Luke Halliday, CIO, Melbourne Airport, said: “Technology plays an increasingly important role in the operation of an airport, particularly as we strive to streamline the passenger journey through the airports and make the processing experience as unobtrusive as possible. We needed a partner that could join us in delivering against that vision and provide the best solutions to meet our changing needs as we expand. By extending our partnership with SITA we got exactly that. Our teams work well together and SITA’s expertise and dedication makes it the ideal transformation partner.
“The flexible hybrid solution designed and being delivered by SITA will boost capacity while maintaining a customer-centric approach and contributing to our overall success.”
SITA already supplies Melbourne Airport with a variety of flexible services for passenger check-in and bag drop in the International Terminal.
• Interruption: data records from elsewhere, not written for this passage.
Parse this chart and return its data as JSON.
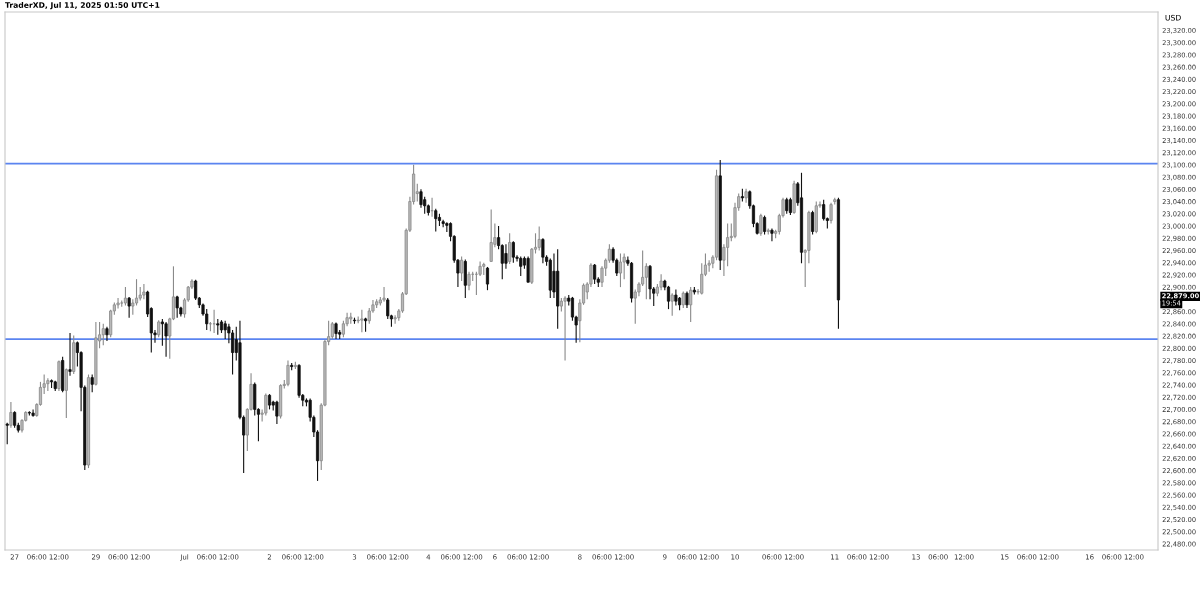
{
  "chart_data": {
    "type": "candlestick",
    "title": "TraderXD, Jul 11, 2025 01:50 UTC+1",
    "ylabel": "USD",
    "categories": [
      null,
      null,
      "27",
      null,
      null,
      null,
      null,
      null,
      "06:00",
      null,
      null,
      null,
      null,
      null,
      "12:00",
      null,
      null,
      null,
      null,
      null,
      null,
      null,
      null,
      null,
      "29",
      null,
      null,
      null,
      null,
      null,
      "06:00",
      null,
      null,
      null,
      null,
      null,
      "12:00",
      null,
      null,
      null,
      null,
      null,
      null,
      null,
      null,
      null,
      null,
      null,
      "Jul",
      null,
      null,
      null,
      null,
      null,
      "06:00",
      null,
      null,
      null,
      null,
      null,
      "12:00",
      null,
      null,
      null,
      null,
      null,
      null,
      null,
      null,
      null,
      null,
      "2",
      null,
      null,
      null,
      null,
      null,
      "06:00",
      null,
      null,
      null,
      null,
      null,
      "12:00",
      null,
      null,
      null,
      null,
      null,
      null,
      null,
      null,
      null,
      null,
      "3",
      null,
      null,
      null,
      null,
      null,
      "06:00",
      null,
      null,
      null,
      null,
      null,
      "12:00",
      null,
      null,
      null,
      null,
      null,
      null,
      null,
      "4",
      null,
      null,
      null,
      null,
      null,
      "06:00",
      null,
      null,
      null,
      null,
      null,
      "12:00",
      null,
      null,
      null,
      null,
      null,
      "6",
      null,
      null,
      null,
      null,
      null,
      "06:00",
      null,
      null,
      null,
      null,
      null,
      "12:00",
      null,
      null,
      null,
      null,
      null,
      null,
      null,
      null,
      null,
      null,
      "8",
      null,
      null,
      null,
      null,
      null,
      "06:00",
      null,
      null,
      null,
      null,
      null,
      "12:00",
      null,
      null,
      null,
      null,
      null,
      null,
      null,
      null,
      null,
      null,
      "9",
      null,
      null,
      null,
      null,
      null,
      "06:00",
      null,
      null,
      null,
      null,
      null,
      "12:00",
      null,
      null,
      null,
      null,
      null,
      null,
      "10",
      null,
      null,
      null,
      null,
      null,
      null,
      null,
      null,
      null,
      "06:00",
      null,
      null,
      null,
      null,
      null,
      "12:00",
      null,
      null,
      null,
      null,
      null,
      null,
      null,
      null,
      null,
      null,
      "11",
      null,
      null,
      null,
      null,
      null,
      "06:00",
      null,
      null,
      null,
      null,
      null,
      "12:00",
      null,
      null,
      null,
      null,
      null,
      null,
      null,
      null,
      null,
      "13",
      null,
      null,
      null,
      null,
      null,
      "06:00",
      null,
      null,
      null,
      null,
      null,
      null,
      "12:00",
      null,
      null,
      null,
      null,
      null,
      null,
      null,
      null,
      null,
      null,
      "15",
      null,
      null,
      null,
      null,
      null,
      "06:00",
      null,
      null,
      null,
      null,
      null,
      "12:00",
      null,
      null,
      null,
      null,
      null,
      null,
      null,
      null,
      null,
      null,
      "16",
      null,
      null,
      null,
      null,
      null,
      "06:00",
      null,
      null,
      null,
      null,
      null,
      "12:00",
      null,
      null,
      null,
      null,
      null,
      null
    ],
    "ohlc": [
      [
        22676,
        22678,
        22643,
        22674
      ],
      [
        22674,
        22712,
        22670,
        22695
      ],
      [
        22695,
        22697,
        22670,
        22674
      ],
      [
        22674,
        22678,
        22662,
        22666
      ],
      [
        22666,
        22684,
        22662,
        22682
      ],
      [
        22682,
        22697,
        22680,
        22695
      ],
      [
        22695,
        22697,
        22690,
        22694
      ],
      [
        22694,
        22700,
        22688,
        22690
      ],
      [
        22690,
        22710,
        22688,
        22708
      ],
      [
        22708,
        22745,
        22706,
        22736
      ],
      [
        22736,
        22757,
        22725,
        22742
      ],
      [
        22742,
        22751,
        22730,
        22747
      ],
      [
        22747,
        22749,
        22735,
        22745
      ],
      [
        22745,
        22747,
        22730,
        22734
      ],
      [
        22734,
        22780,
        22730,
        22778
      ],
      [
        22780,
        22786,
        22728,
        22731
      ],
      [
        22731,
        22767,
        22686,
        22765
      ],
      [
        22765,
        22825,
        22755,
        22762
      ],
      [
        22762,
        22821,
        22758,
        22809
      ],
      [
        22809,
        22811,
        22770,
        22793
      ],
      [
        22793,
        22795,
        22697,
        22736
      ],
      [
        22736,
        22739,
        22601,
        22609
      ],
      [
        22609,
        22757,
        22604,
        22752
      ],
      [
        22752,
        22757,
        22728,
        22741
      ],
      [
        22741,
        22843,
        22739,
        22817
      ],
      [
        22812,
        22843,
        22800,
        22822
      ],
      [
        22822,
        22840,
        22805,
        22832
      ],
      [
        22832,
        22835,
        22812,
        22822
      ],
      [
        22822,
        22863,
        22818,
        22861
      ],
      [
        22861,
        22875,
        22855,
        22871
      ],
      [
        22871,
        22882,
        22865,
        22874
      ],
      [
        22874,
        22878,
        22868,
        22874
      ],
      [
        22874,
        22900,
        22870,
        22882
      ],
      [
        22882,
        22884,
        22850,
        22869
      ],
      [
        22869,
        22880,
        22855,
        22874
      ],
      [
        22874,
        22913,
        22870,
        22882
      ],
      [
        22882,
        22900,
        22878,
        22887
      ],
      [
        22887,
        22905,
        22880,
        22892
      ],
      [
        22892,
        22894,
        22851,
        22856
      ],
      [
        22865,
        22867,
        22793,
        22825
      ],
      [
        22825,
        22830,
        22809,
        22822
      ],
      [
        22822,
        22846,
        22818,
        22843
      ],
      [
        22843,
        22848,
        22804,
        22840
      ],
      [
        22840,
        22843,
        22786,
        22820
      ],
      [
        22820,
        22850,
        22783,
        22848
      ],
      [
        22848,
        22934,
        22846,
        22884
      ],
      [
        22884,
        22886,
        22850,
        22866
      ],
      [
        22866,
        22868,
        22852,
        22856
      ],
      [
        22856,
        22882,
        22850,
        22879
      ],
      [
        22879,
        22902,
        22876,
        22900
      ],
      [
        22900,
        22913,
        22897,
        22910
      ],
      [
        22910,
        22912,
        22879,
        22882
      ],
      [
        22882,
        22884,
        22866,
        22871
      ],
      [
        22871,
        22873,
        22853,
        22856
      ],
      [
        22856,
        22864,
        22830,
        22840
      ],
      [
        22840,
        22843,
        22828,
        22840
      ],
      [
        22840,
        22863,
        22825,
        22840
      ],
      [
        22840,
        22848,
        22822,
        22838
      ],
      [
        22843,
        22846,
        22825,
        22830
      ],
      [
        22840,
        22845,
        22815,
        22830
      ],
      [
        22835,
        22840,
        22808,
        22825
      ],
      [
        22825,
        22830,
        22757,
        22793
      ],
      [
        22814,
        22835,
        22780,
        22793
      ],
      [
        22809,
        22845,
        22684,
        22687
      ],
      [
        22687,
        22690,
        22596,
        22658
      ],
      [
        22658,
        22702,
        22632,
        22700
      ],
      [
        22700,
        22759,
        22698,
        22741
      ],
      [
        22741,
        22744,
        22690,
        22700
      ],
      [
        22700,
        22702,
        22648,
        22692
      ],
      [
        22692,
        22700,
        22680,
        22694
      ],
      [
        22694,
        22726,
        22690,
        22723
      ],
      [
        22723,
        22725,
        22700,
        22707
      ],
      [
        22712,
        22714,
        22698,
        22707
      ],
      [
        22712,
        22714,
        22676,
        22689
      ],
      [
        22689,
        22741,
        22685,
        22739
      ],
      [
        22739,
        22748,
        22734,
        22741
      ],
      [
        22741,
        22780,
        22738,
        22772
      ],
      [
        22772,
        22776,
        22764,
        22770
      ],
      [
        22770,
        22778,
        22766,
        22772
      ],
      [
        22772,
        22774,
        22719,
        22723
      ],
      [
        22723,
        22725,
        22705,
        22715
      ],
      [
        22715,
        22718,
        22705,
        22712
      ],
      [
        22715,
        22718,
        22680,
        22687
      ],
      [
        22687,
        22690,
        22655,
        22663
      ],
      [
        22663,
        22666,
        22583,
        22616
      ],
      [
        22616,
        22710,
        22601,
        22707
      ],
      [
        22707,
        22814,
        22705,
        22811
      ],
      [
        22811,
        22845,
        22805,
        22819
      ],
      [
        22819,
        22843,
        22815,
        22840
      ],
      [
        22840,
        22842,
        22815,
        22824
      ],
      [
        22826,
        22830,
        22815,
        22823
      ],
      [
        22823,
        22845,
        22818,
        22840
      ],
      [
        22840,
        22858,
        22836,
        22850
      ],
      [
        22848,
        22858,
        22840,
        22851
      ],
      [
        22846,
        22850,
        22840,
        22845
      ],
      [
        22845,
        22852,
        22841,
        22846
      ],
      [
        22846,
        22863,
        22826,
        22848
      ],
      [
        22848,
        22850,
        22827,
        22845
      ],
      [
        22845,
        22866,
        22840,
        22861
      ],
      [
        22861,
        22879,
        22858,
        22871
      ],
      [
        22871,
        22880,
        22866,
        22876
      ],
      [
        22874,
        22884,
        22870,
        22879
      ],
      [
        22879,
        22900,
        22876,
        22882
      ],
      [
        22879,
        22882,
        22848,
        22853
      ],
      [
        22853,
        22855,
        22835,
        22848
      ],
      [
        22848,
        22854,
        22840,
        22850
      ],
      [
        22850,
        22864,
        22845,
        22861
      ],
      [
        22861,
        22892,
        22858,
        22889
      ],
      [
        22889,
        22996,
        22887,
        22993
      ],
      [
        22993,
        23048,
        22990,
        23040
      ],
      [
        23040,
        23100,
        23035,
        23085
      ],
      [
        23053,
        23069,
        23040,
        23056
      ],
      [
        23056,
        23060,
        23030,
        23035
      ],
      [
        23043,
        23048,
        23020,
        23033
      ],
      [
        23033,
        23035,
        23017,
        23022
      ],
      [
        23025,
        23046,
        23015,
        23025
      ],
      [
        23025,
        23028,
        22991,
        23012
      ],
      [
        23014,
        23020,
        23000,
        23009
      ],
      [
        23007,
        23010,
        22998,
        23004
      ],
      [
        23004,
        23006,
        22990,
        23001
      ],
      [
        23004,
        23006,
        22975,
        22983
      ],
      [
        22983,
        22985,
        22940,
        22944
      ],
      [
        22944,
        22946,
        22900,
        22923
      ],
      [
        22923,
        22950,
        22910,
        22944
      ],
      [
        22942,
        22945,
        22882,
        22903
      ],
      [
        22903,
        22925,
        22895,
        22921
      ],
      [
        22921,
        22925,
        22910,
        22921
      ],
      [
        22921,
        22925,
        22887,
        22921
      ],
      [
        22921,
        22942,
        22918,
        22934
      ],
      [
        22934,
        22940,
        22920,
        22937
      ],
      [
        22931,
        22933,
        22895,
        22905
      ],
      [
        22942,
        23027,
        22942,
        22973
      ],
      [
        22970,
        23004,
        22965,
        22981
      ],
      [
        22981,
        23000,
        22962,
        22968
      ],
      [
        22968,
        22970,
        22913,
        22939
      ],
      [
        22955,
        22970,
        22930,
        22939
      ],
      [
        22942,
        22988,
        22938,
        22973
      ],
      [
        22973,
        22975,
        22940,
        22949
      ],
      [
        22949,
        22952,
        22942,
        22947
      ],
      [
        22947,
        22950,
        22918,
        22934
      ],
      [
        22947,
        22950,
        22930,
        22936
      ],
      [
        22947,
        22950,
        22908,
        22908
      ],
      [
        22908,
        22964,
        22905,
        22962
      ],
      [
        22962,
        22988,
        22955,
        22965
      ],
      [
        22965,
        22999,
        22960,
        22978
      ],
      [
        22978,
        22980,
        22939,
        22949
      ],
      [
        22949,
        22952,
        22935,
        22942
      ],
      [
        22944,
        22947,
        22882,
        22895
      ],
      [
        22926,
        22955,
        22882,
        22892
      ],
      [
        22926,
        22962,
        22832,
        22869
      ],
      [
        22869,
        22882,
        22860,
        22877
      ],
      [
        22877,
        22885,
        22780,
        22882
      ],
      [
        22882,
        22887,
        22870,
        22877
      ],
      [
        22882,
        22884,
        22845,
        22851
      ],
      [
        22851,
        22853,
        22809,
        22838
      ],
      [
        22845,
        22880,
        22810,
        22874
      ],
      [
        22874,
        22906,
        22871,
        22903
      ],
      [
        22892,
        22908,
        22880,
        22905
      ],
      [
        22905,
        22939,
        22900,
        22936
      ],
      [
        22936,
        22938,
        22905,
        22913
      ],
      [
        22913,
        22916,
        22900,
        22908
      ],
      [
        22908,
        22934,
        22900,
        22931
      ],
      [
        22931,
        22947,
        22918,
        22944
      ],
      [
        22944,
        22970,
        22940,
        22962
      ],
      [
        22962,
        22965,
        22940,
        22944
      ],
      [
        22944,
        22947,
        22918,
        22923
      ],
      [
        22923,
        22955,
        22900,
        22941
      ],
      [
        22941,
        22955,
        22913,
        22949
      ],
      [
        22944,
        22950,
        22935,
        22939
      ],
      [
        22939,
        22941,
        22875,
        22882
      ],
      [
        22882,
        22896,
        22840,
        22892
      ],
      [
        22892,
        22908,
        22885,
        22905
      ],
      [
        22905,
        22960,
        22902,
        22916
      ],
      [
        22916,
        22939,
        22880,
        22934
      ],
      [
        22934,
        22936,
        22880,
        22897
      ],
      [
        22897,
        22900,
        22869,
        22890
      ],
      [
        22890,
        22905,
        22885,
        22900
      ],
      [
        22900,
        22921,
        22895,
        22910
      ],
      [
        22910,
        22912,
        22895,
        22900
      ],
      [
        22900,
        22902,
        22864,
        22877
      ],
      [
        22877,
        22890,
        22853,
        22887
      ],
      [
        22887,
        22896,
        22870,
        22877
      ],
      [
        22882,
        22884,
        22862,
        22871
      ],
      [
        22871,
        22893,
        22866,
        22890
      ],
      [
        22890,
        22893,
        22866,
        22871
      ],
      [
        22871,
        22900,
        22843,
        22895
      ],
      [
        22895,
        22900,
        22888,
        22892
      ],
      [
        22892,
        22897,
        22888,
        22893
      ],
      [
        22890,
        22939,
        22888,
        22921
      ],
      [
        22921,
        22955,
        22918,
        22936
      ],
      [
        22936,
        22944,
        22925,
        22939
      ],
      [
        22939,
        22952,
        22931,
        22949
      ],
      [
        22949,
        23092,
        22944,
        23082
      ],
      [
        23082,
        23108,
        22928,
        22944
      ],
      [
        22944,
        22970,
        22918,
        22965
      ],
      [
        22965,
        23004,
        22934,
        22981
      ],
      [
        22981,
        23004,
        22975,
        22983
      ],
      [
        22983,
        23038,
        22980,
        23030
      ],
      [
        23030,
        23053,
        23025,
        23048
      ],
      [
        23048,
        23061,
        23040,
        23046
      ],
      [
        23046,
        23061,
        23038,
        23056
      ],
      [
        23056,
        23058,
        23028,
        23033
      ],
      [
        23033,
        23035,
        22998,
        23004
      ],
      [
        23004,
        23006,
        22986,
        22988
      ],
      [
        22988,
        23020,
        22984,
        23017
      ],
      [
        23014,
        23017,
        22986,
        22991
      ],
      [
        22991,
        22996,
        22986,
        22993
      ],
      [
        22993,
        22996,
        22975,
        22988
      ],
      [
        22988,
        22994,
        22980,
        22991
      ],
      [
        22991,
        23020,
        22986,
        23017
      ],
      [
        23017,
        23046,
        23014,
        23043
      ],
      [
        23043,
        23046,
        23020,
        23025
      ],
      [
        23043,
        23046,
        23018,
        23022
      ],
      [
        23022,
        23074,
        23020,
        23069
      ],
      [
        23069,
        23072,
        23033,
        23038
      ],
      [
        23046,
        23087,
        22939,
        22957
      ],
      [
        22957,
        22962,
        22900,
        22960
      ],
      [
        22960,
        23025,
        22939,
        23022
      ],
      [
        23022,
        23025,
        22986,
        22991
      ],
      [
        22991,
        23040,
        22988,
        23033
      ],
      [
        23033,
        23040,
        23030,
        23035
      ],
      [
        23035,
        23043,
        23009,
        23012
      ],
      [
        23012,
        23014,
        22996,
        23009
      ],
      [
        23009,
        23038,
        23004,
        23035
      ],
      [
        23040,
        23046,
        23035,
        23043
      ],
      [
        23043,
        23046,
        22832,
        22879
      ],
      null,
      null,
      null,
      null,
      null,
      null,
      null,
      null,
      null,
      null,
      null,
      null,
      null,
      null,
      null,
      null,
      null,
      null,
      null,
      null,
      null,
      null,
      null,
      null,
      null,
      null,
      null,
      null,
      null,
      null,
      null,
      null,
      null,
      null,
      null,
      null,
      null,
      null,
      null,
      null,
      null,
      null,
      null,
      null,
      null,
      null,
      null,
      null,
      null,
      null,
      null,
      null,
      null,
      null,
      null,
      null,
      null,
      null,
      null,
      null,
      null,
      null,
      null,
      null,
      null,
      null,
      null,
      null,
      null,
      null,
      null,
      null,
      null,
      null,
      null,
      null,
      null,
      null,
      null,
      null,
      null,
      null,
      null,
      null,
      null,
      null
    ],
    "ylim": [
      22470,
      23350
    ],
    "yticks": [
      {
        "value": 22480,
        "label": "22,480.00"
      },
      {
        "value": 22500,
        "label": "22,500.00"
      },
      {
        "value": 22520,
        "label": "22,520.00"
      },
      {
        "value": 22540,
        "label": "22,540.00"
      },
      {
        "value": 22560,
        "label": "22,560.00"
      },
      {
        "value": 22580,
        "label": "22,580.00"
      },
      {
        "value": 22600,
        "label": "22,600.00"
      },
      {
        "value": 22620,
        "label": "22,620.00"
      },
      {
        "value": 22640,
        "label": "22,640.00"
      },
      {
        "value": 22660,
        "label": "22,660.00"
      },
      {
        "value": 22680,
        "label": "22,680.00"
      },
      {
        "value": 22700,
        "label": "22,700.00"
      },
      {
        "value": 22720,
        "label": "22,720.00"
      },
      {
        "value": 22740,
        "label": "22,740.00"
      },
      {
        "value": 22760,
        "label": "22,760.00"
      },
      {
        "value": 22780,
        "label": "22,780.00"
      },
      {
        "value": 22800,
        "label": "22,800.00"
      },
      {
        "value": 22820,
        "label": "22,820.00"
      },
      {
        "value": 22840,
        "label": "22,840.00"
      },
      {
        "value": 22860,
        "label": "22,860.00"
      },
      {
        "value": 22900,
        "label": "22,900.00"
      },
      {
        "value": 22920,
        "label": "22,920.00"
      },
      {
        "value": 22940,
        "label": "22,940.00"
      },
      {
        "value": 22960,
        "label": "22,960.00"
      },
      {
        "value": 22980,
        "label": "22,980.00"
      },
      {
        "value": 23000,
        "label": "23,000.00"
      },
      {
        "value": 23020,
        "label": "23,020.00"
      },
      {
        "value": 23040,
        "label": "23,040.00"
      },
      {
        "value": 23060,
        "label": "23,060.00"
      },
      {
        "value": 23080,
        "label": "23,080.00"
      },
      {
        "value": 23100,
        "label": "23,100.00"
      },
      {
        "value": 23120,
        "label": "23,120.00"
      },
      {
        "value": 23140,
        "label": "23,140.00"
      },
      {
        "value": 23160,
        "label": "23,160.00"
      },
      {
        "value": 23180,
        "label": "23,180.00"
      },
      {
        "value": 23200,
        "label": "23,200.00"
      },
      {
        "value": 23220,
        "label": "23,220.00"
      },
      {
        "value": 23240,
        "label": "23,240.00"
      },
      {
        "value": 23260,
        "label": "23,260.00"
      },
      {
        "value": 23280,
        "label": "23,280.00"
      },
      {
        "value": 23300,
        "label": "23,300.00"
      },
      {
        "value": 23320,
        "label": "23,320.00"
      }
    ],
    "ref_lines": [
      {
        "axis": "y",
        "value": 23102,
        "color": "#5b84f0"
      },
      {
        "axis": "y",
        "value": 22815,
        "color": "#5b84f0"
      }
    ],
    "annotations": [
      "22,879.00",
      "19:54"
    ],
    "grid": false,
    "legend": false
  }
}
Those technologies will increasingly be rolled out across other terminals, expected to culminate in more than 400 passenger touchpoints including mobile and standard check-in desks, gate boarding, self-service check-in kiosks, hybrid and standard self-bag drops.
These are based on SITA’s common-use platform, AirportConnect® Open which is used at hundreds of airports worldwide. In particular, the hybrid check-in areas will allow the airport to offer the ideal mix of agent and self-service passenger processing based on the time of day, type of passenger traffic and airline preference. This flexibility supports the traveler-focused redesign of the airport terminals.